Ineos Plans Major Olefins Projects in Europe
Ineos has announced plans to invest $2 billion to construct a world-scale propane dehydrogenation (PDH) plant in Europe and expand ethylene capacity in the UK and Norway to increase its feedstock self-sufficiency.
The three major projects are the first substantial investments in the European chemicals industry for many years, said CEO Jim Ratcliffe. He said they have only been made possible because of Ineos’ £2 billion investment in the Dragon multigas carriers that import large volumes of ethane and LPG from the US.
A PDH plant producing 750,000 t/y of propylene will be built at a site yet to be determined. Ineos said it is looking at locations across Europe, including a number of sites in Antwerp, Belgium. The crackers at Grangemouth, UK, and Rafnes, Norway, will be expanded to more than 1 million t/y each, adding up to 900,000 t/y of extra ethylene to Ineos’ overall production capacity.

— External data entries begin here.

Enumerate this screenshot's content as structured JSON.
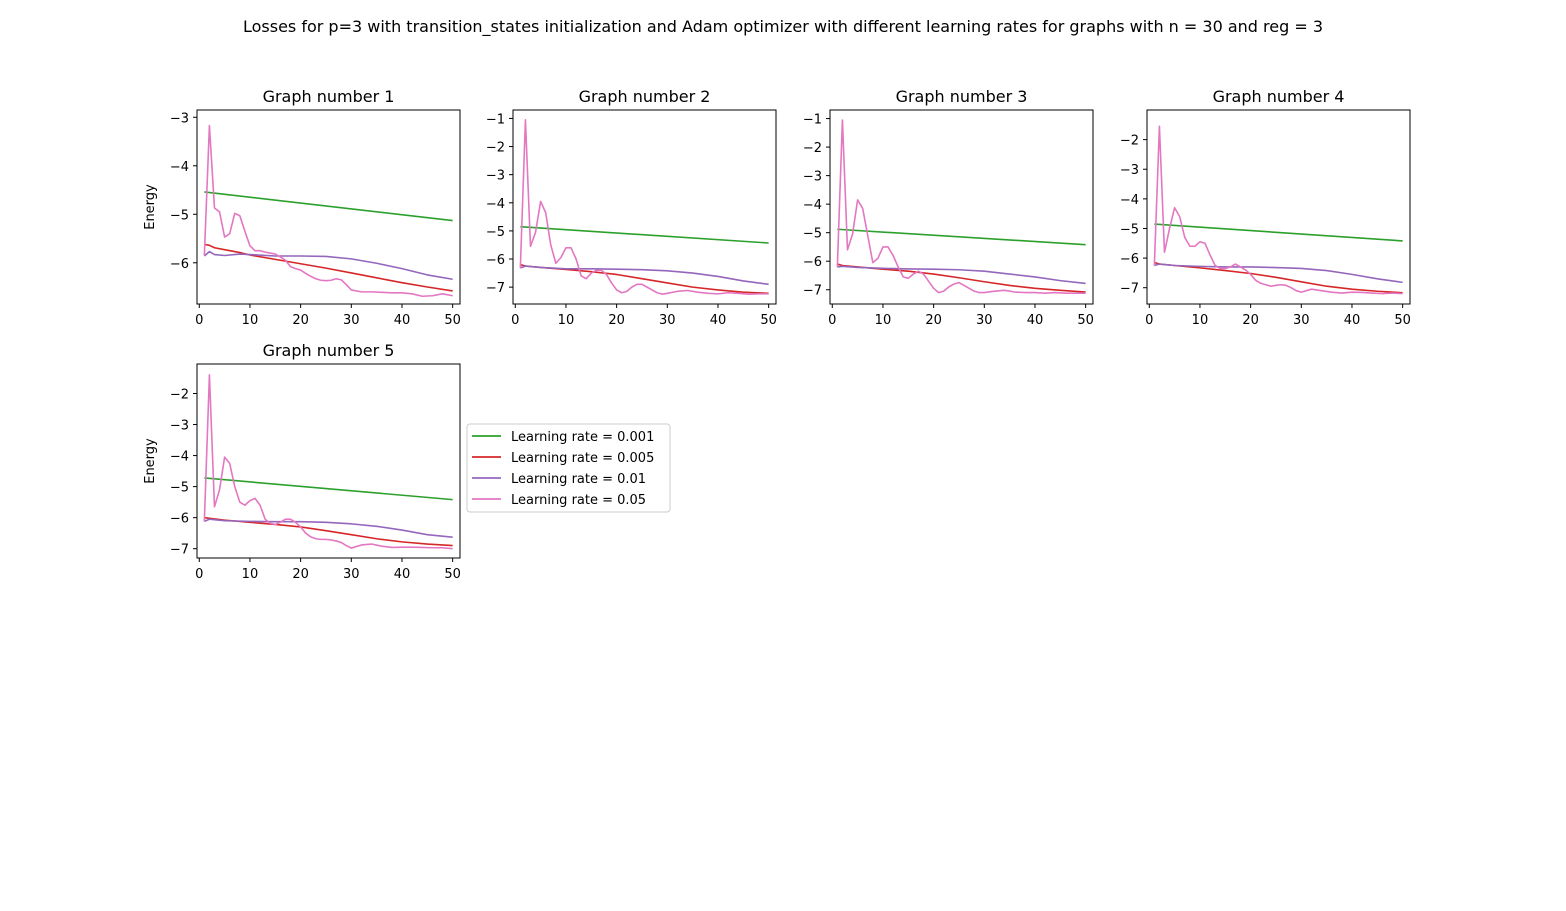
{
  "figure": {
    "suptitle": "Losses for p=3 with transition_states initialization and Adam optimizer with different learning rates for graphs with n = 30 and reg = 3"
  },
  "legend": {
    "placement": "right of bottom-left subplot",
    "entries": [
      {
        "label": "Learning rate = 0.001",
        "color": "#2ca02c"
      },
      {
        "label": "Learning rate = 0.005",
        "color": "#d62728"
      },
      {
        "label": "Learning rate = 0.01",
        "color": "#9467bd"
      },
      {
        "label": "Learning rate = 0.05",
        "color": "#e377c2"
      }
    ]
  },
  "chart_data": [
    {
      "type": "line",
      "title": "Graph number 1",
      "xlabel": "",
      "ylabel": "Energy",
      "xlim": [
        -0.45,
        51.45
      ],
      "ylim": [
        -6.85,
        -2.85
      ],
      "xticks": [
        0,
        10,
        20,
        30,
        40,
        50
      ],
      "yticks": [
        -6,
        -5,
        -4,
        -3
      ],
      "series": [
        {
          "name": "Learning rate = 0.001",
          "color": "#2ca02c",
          "x": [
            1,
            50
          ],
          "y": [
            -4.54,
            -5.13
          ]
        },
        {
          "name": "Learning rate = 0.005",
          "color": "#d62728",
          "x": [
            1,
            2,
            3,
            5,
            8,
            10,
            15,
            20,
            25,
            30,
            35,
            40,
            45,
            50
          ],
          "y": [
            -5.62,
            -5.64,
            -5.69,
            -5.73,
            -5.79,
            -5.84,
            -5.93,
            -6.02,
            -6.11,
            -6.21,
            -6.31,
            -6.41,
            -6.5,
            -6.58
          ]
        },
        {
          "name": "Learning rate = 0.01",
          "color": "#9467bd",
          "x": [
            1,
            2,
            3,
            5,
            8,
            10,
            15,
            20,
            25,
            30,
            35,
            40,
            45,
            50
          ],
          "y": [
            -5.86,
            -5.77,
            -5.83,
            -5.85,
            -5.82,
            -5.83,
            -5.86,
            -5.86,
            -5.87,
            -5.92,
            -6.01,
            -6.12,
            -6.25,
            -6.34
          ]
        },
        {
          "name": "Learning rate = 0.05",
          "color": "#e377c2",
          "x": [
            1,
            2,
            3,
            4,
            5,
            6,
            7,
            8,
            9,
            10,
            11,
            12,
            13,
            14,
            15,
            16,
            17,
            18,
            19,
            20,
            21,
            22,
            23,
            24,
            25,
            26,
            27,
            28,
            29,
            30,
            32,
            34,
            36,
            38,
            40,
            42,
            44,
            46,
            48,
            50
          ],
          "y": [
            -5.85,
            -3.17,
            -4.87,
            -4.95,
            -5.47,
            -5.4,
            -4.98,
            -5.03,
            -5.35,
            -5.65,
            -5.75,
            -5.75,
            -5.78,
            -5.8,
            -5.82,
            -5.88,
            -5.95,
            -6.08,
            -6.12,
            -6.15,
            -6.22,
            -6.28,
            -6.33,
            -6.36,
            -6.37,
            -6.36,
            -6.33,
            -6.35,
            -6.45,
            -6.56,
            -6.6,
            -6.6,
            -6.61,
            -6.62,
            -6.62,
            -6.64,
            -6.69,
            -6.68,
            -6.64,
            -6.68
          ]
        }
      ]
    },
    {
      "type": "line",
      "title": "Graph number 2",
      "xlabel": "",
      "ylabel": "",
      "xlim": [
        -0.45,
        51.45
      ],
      "ylim": [
        -7.6,
        -0.7
      ],
      "xticks": [
        0,
        10,
        20,
        30,
        40,
        50
      ],
      "yticks": [
        -7,
        -6,
        -5,
        -4,
        -3,
        -2,
        -1
      ],
      "series": [
        {
          "name": "Learning rate = 0.001",
          "color": "#2ca02c",
          "x": [
            1,
            50
          ],
          "y": [
            -4.85,
            -5.43
          ]
        },
        {
          "name": "Learning rate = 0.005",
          "color": "#d62728",
          "x": [
            1,
            2,
            5,
            10,
            15,
            20,
            25,
            30,
            35,
            40,
            45,
            50
          ],
          "y": [
            -6.2,
            -6.25,
            -6.3,
            -6.37,
            -6.45,
            -6.55,
            -6.7,
            -6.85,
            -7.0,
            -7.1,
            -7.18,
            -7.22
          ]
        },
        {
          "name": "Learning rate = 0.01",
          "color": "#9467bd",
          "x": [
            1,
            2,
            5,
            10,
            15,
            20,
            25,
            30,
            35,
            40,
            45,
            50
          ],
          "y": [
            -6.32,
            -6.25,
            -6.3,
            -6.35,
            -6.35,
            -6.36,
            -6.38,
            -6.42,
            -6.5,
            -6.62,
            -6.78,
            -6.9
          ]
        },
        {
          "name": "Learning rate = 0.05",
          "color": "#e377c2",
          "x": [
            1,
            2,
            3,
            4,
            5,
            6,
            7,
            8,
            9,
            10,
            11,
            12,
            13,
            14,
            15,
            16,
            17,
            18,
            19,
            20,
            21,
            22,
            23,
            24,
            25,
            26,
            27,
            28,
            29,
            30,
            32,
            34,
            36,
            38,
            40,
            42,
            44,
            46,
            48,
            50
          ],
          "y": [
            -6.32,
            -1.05,
            -5.55,
            -5.05,
            -3.95,
            -4.35,
            -5.5,
            -6.15,
            -5.95,
            -5.6,
            -5.6,
            -6.0,
            -6.6,
            -6.7,
            -6.5,
            -6.4,
            -6.4,
            -6.55,
            -6.85,
            -7.1,
            -7.2,
            -7.15,
            -7.0,
            -6.9,
            -6.9,
            -7.0,
            -7.1,
            -7.2,
            -7.25,
            -7.22,
            -7.15,
            -7.12,
            -7.18,
            -7.22,
            -7.24,
            -7.2,
            -7.22,
            -7.25,
            -7.24,
            -7.24
          ]
        }
      ]
    },
    {
      "type": "line",
      "title": "Graph number 3",
      "xlabel": "",
      "ylabel": "",
      "xlim": [
        -0.45,
        51.45
      ],
      "ylim": [
        -7.5,
        -0.7
      ],
      "xticks": [
        0,
        10,
        20,
        30,
        40,
        50
      ],
      "yticks": [
        -7,
        -6,
        -5,
        -4,
        -3,
        -2,
        -1
      ],
      "series": [
        {
          "name": "Learning rate = 0.001",
          "color": "#2ca02c",
          "x": [
            1,
            50
          ],
          "y": [
            -4.88,
            -5.42
          ]
        },
        {
          "name": "Learning rate = 0.005",
          "color": "#d62728",
          "x": [
            1,
            2,
            5,
            10,
            15,
            20,
            25,
            30,
            35,
            40,
            45,
            50
          ],
          "y": [
            -6.1,
            -6.15,
            -6.2,
            -6.28,
            -6.35,
            -6.45,
            -6.58,
            -6.72,
            -6.85,
            -6.95,
            -7.02,
            -7.08
          ]
        },
        {
          "name": "Learning rate = 0.01",
          "color": "#9467bd",
          "x": [
            1,
            2,
            5,
            10,
            15,
            20,
            25,
            30,
            35,
            40,
            45,
            50
          ],
          "y": [
            -6.2,
            -6.18,
            -6.22,
            -6.25,
            -6.27,
            -6.28,
            -6.3,
            -6.35,
            -6.45,
            -6.55,
            -6.68,
            -6.78
          ]
        },
        {
          "name": "Learning rate = 0.05",
          "color": "#e377c2",
          "x": [
            1,
            2,
            3,
            4,
            5,
            6,
            7,
            8,
            9,
            10,
            11,
            12,
            13,
            14,
            15,
            16,
            17,
            18,
            19,
            20,
            21,
            22,
            23,
            24,
            25,
            26,
            27,
            28,
            29,
            30,
            32,
            34,
            36,
            38,
            40,
            42,
            44,
            46,
            48,
            50
          ],
          "y": [
            -6.2,
            -1.05,
            -5.6,
            -5.05,
            -3.85,
            -4.15,
            -5.1,
            -6.05,
            -5.9,
            -5.5,
            -5.5,
            -5.8,
            -6.2,
            -6.55,
            -6.6,
            -6.45,
            -6.35,
            -6.45,
            -6.7,
            -6.95,
            -7.1,
            -7.05,
            -6.9,
            -6.8,
            -6.75,
            -6.85,
            -6.95,
            -7.05,
            -7.1,
            -7.1,
            -7.05,
            -7.02,
            -7.08,
            -7.1,
            -7.1,
            -7.12,
            -7.1,
            -7.12,
            -7.12,
            -7.12
          ]
        }
      ]
    },
    {
      "type": "line",
      "title": "Graph number 4",
      "xlabel": "",
      "ylabel": "",
      "xlim": [
        -0.45,
        51.45
      ],
      "ylim": [
        -7.55,
        -1.0
      ],
      "xticks": [
        0,
        10,
        20,
        30,
        40,
        50
      ],
      "yticks": [
        -7,
        -6,
        -5,
        -4,
        -3,
        -2
      ],
      "series": [
        {
          "name": "Learning rate = 0.001",
          "color": "#2ca02c",
          "x": [
            1,
            50
          ],
          "y": [
            -4.85,
            -5.42
          ]
        },
        {
          "name": "Learning rate = 0.005",
          "color": "#d62728",
          "x": [
            1,
            2,
            5,
            10,
            15,
            20,
            25,
            30,
            35,
            40,
            45,
            50
          ],
          "y": [
            -6.15,
            -6.2,
            -6.25,
            -6.33,
            -6.42,
            -6.52,
            -6.65,
            -6.8,
            -6.95,
            -7.05,
            -7.12,
            -7.17
          ]
        },
        {
          "name": "Learning rate = 0.01",
          "color": "#9467bd",
          "x": [
            1,
            2,
            5,
            10,
            15,
            20,
            25,
            30,
            35,
            40,
            45,
            50
          ],
          "y": [
            -6.25,
            -6.2,
            -6.25,
            -6.28,
            -6.3,
            -6.3,
            -6.32,
            -6.35,
            -6.42,
            -6.55,
            -6.7,
            -6.82
          ]
        },
        {
          "name": "Learning rate = 0.05",
          "color": "#e377c2",
          "x": [
            1,
            2,
            3,
            4,
            5,
            6,
            7,
            8,
            9,
            10,
            11,
            12,
            13,
            14,
            15,
            16,
            17,
            18,
            19,
            20,
            21,
            22,
            23,
            24,
            25,
            26,
            27,
            28,
            29,
            30,
            32,
            34,
            36,
            38,
            40,
            42,
            44,
            46,
            48,
            50
          ],
          "y": [
            -6.25,
            -1.55,
            -5.8,
            -5.0,
            -4.3,
            -4.6,
            -5.3,
            -5.6,
            -5.6,
            -5.45,
            -5.5,
            -5.9,
            -6.25,
            -6.35,
            -6.35,
            -6.3,
            -6.2,
            -6.3,
            -6.4,
            -6.55,
            -6.75,
            -6.85,
            -6.9,
            -6.95,
            -6.92,
            -6.9,
            -6.92,
            -7.0,
            -7.1,
            -7.15,
            -7.05,
            -7.1,
            -7.15,
            -7.18,
            -7.15,
            -7.16,
            -7.18,
            -7.2,
            -7.18,
            -7.2
          ]
        }
      ]
    },
    {
      "type": "line",
      "title": "Graph number 5",
      "xlabel": "",
      "ylabel": "Energy",
      "xlim": [
        -0.45,
        51.45
      ],
      "ylim": [
        -7.3,
        -1.05
      ],
      "xticks": [
        0,
        10,
        20,
        30,
        40,
        50
      ],
      "yticks": [
        -7,
        -6,
        -5,
        -4,
        -3,
        -2
      ],
      "series": [
        {
          "name": "Learning rate = 0.001",
          "color": "#2ca02c",
          "x": [
            1,
            50
          ],
          "y": [
            -4.72,
            -5.42
          ]
        },
        {
          "name": "Learning rate = 0.005",
          "color": "#d62728",
          "x": [
            1,
            2,
            5,
            10,
            15,
            20,
            25,
            30,
            35,
            40,
            45,
            50
          ],
          "y": [
            -6.0,
            -6.02,
            -6.08,
            -6.15,
            -6.22,
            -6.3,
            -6.42,
            -6.55,
            -6.68,
            -6.78,
            -6.85,
            -6.9
          ]
        },
        {
          "name": "Learning rate = 0.01",
          "color": "#9467bd",
          "x": [
            1,
            2,
            5,
            10,
            15,
            20,
            25,
            30,
            35,
            40,
            45,
            50
          ],
          "y": [
            -6.12,
            -6.05,
            -6.1,
            -6.12,
            -6.13,
            -6.13,
            -6.15,
            -6.2,
            -6.28,
            -6.4,
            -6.55,
            -6.63
          ]
        },
        {
          "name": "Learning rate = 0.05",
          "color": "#e377c2",
          "x": [
            1,
            2,
            3,
            4,
            5,
            6,
            7,
            8,
            9,
            10,
            11,
            12,
            13,
            14,
            15,
            16,
            17,
            18,
            19,
            20,
            21,
            22,
            23,
            24,
            25,
            26,
            27,
            28,
            29,
            30,
            32,
            34,
            36,
            38,
            40,
            42,
            44,
            46,
            48,
            50
          ],
          "y": [
            -6.12,
            -1.4,
            -5.65,
            -5.1,
            -4.05,
            -4.25,
            -5.0,
            -5.5,
            -5.6,
            -5.45,
            -5.38,
            -5.6,
            -6.05,
            -6.18,
            -6.22,
            -6.15,
            -6.05,
            -6.05,
            -6.15,
            -6.3,
            -6.5,
            -6.62,
            -6.68,
            -6.7,
            -6.7,
            -6.72,
            -6.75,
            -6.8,
            -6.9,
            -6.98,
            -6.88,
            -6.85,
            -6.92,
            -6.96,
            -6.95,
            -6.95,
            -6.96,
            -6.97,
            -6.97,
            -7.0
          ]
        }
      ]
    }
  ]
}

The additional ethylene and propylene capacity will reduce the Swiss headquartered group’s dependence on merchant markets. Ineos is Europe’s largest buyer of ethylene and propylene currently, even though it produces nearly 4.5 million t/y of the olefins.
Gerd Franken, CEO of Ineos Olefins & Polymers North, commented: “These expansions and new builds will increase our self-sufficiency in all key olefin products and give further support to our derivative businesses and polymer plants in Europe. All our assets will benefit from our capability to import competitive raw materials from the US and the rest of the world.
Speaking to British newspaper Financial Times, Patrick Lambert, a chemicals analyst at Raymond James, said: “Europe is an importer of propylene, mostly from the Middle East, so if you can make it cheaply in Europe there should be a competitive advantage. Ineos is making a bet that gas prices will remain weak because there’s so much of it available.”
A timeframe for the projects was not disclosed. In addition to Grangemouth and Rafnes, Ineos also operates two crackers in Cologne, Germany.
Major polyolefins group Borealis is also planning to build a PDH plant in Belgium. Jacobs Engineering is performing a feasibility study for Borealis’ second PDH unit in Kallo, Belgium. Annual capacity will be 740,000 t/y of propylene with start-up potentially set for the second half of 2021. The study is expected to finish by mid-2017 with a final investment decision due in the third quarter of 2018.
In addition, Grupa Azoty is considering building a PDH plant in Police, Poland, with commercial operations expected to start in 2021.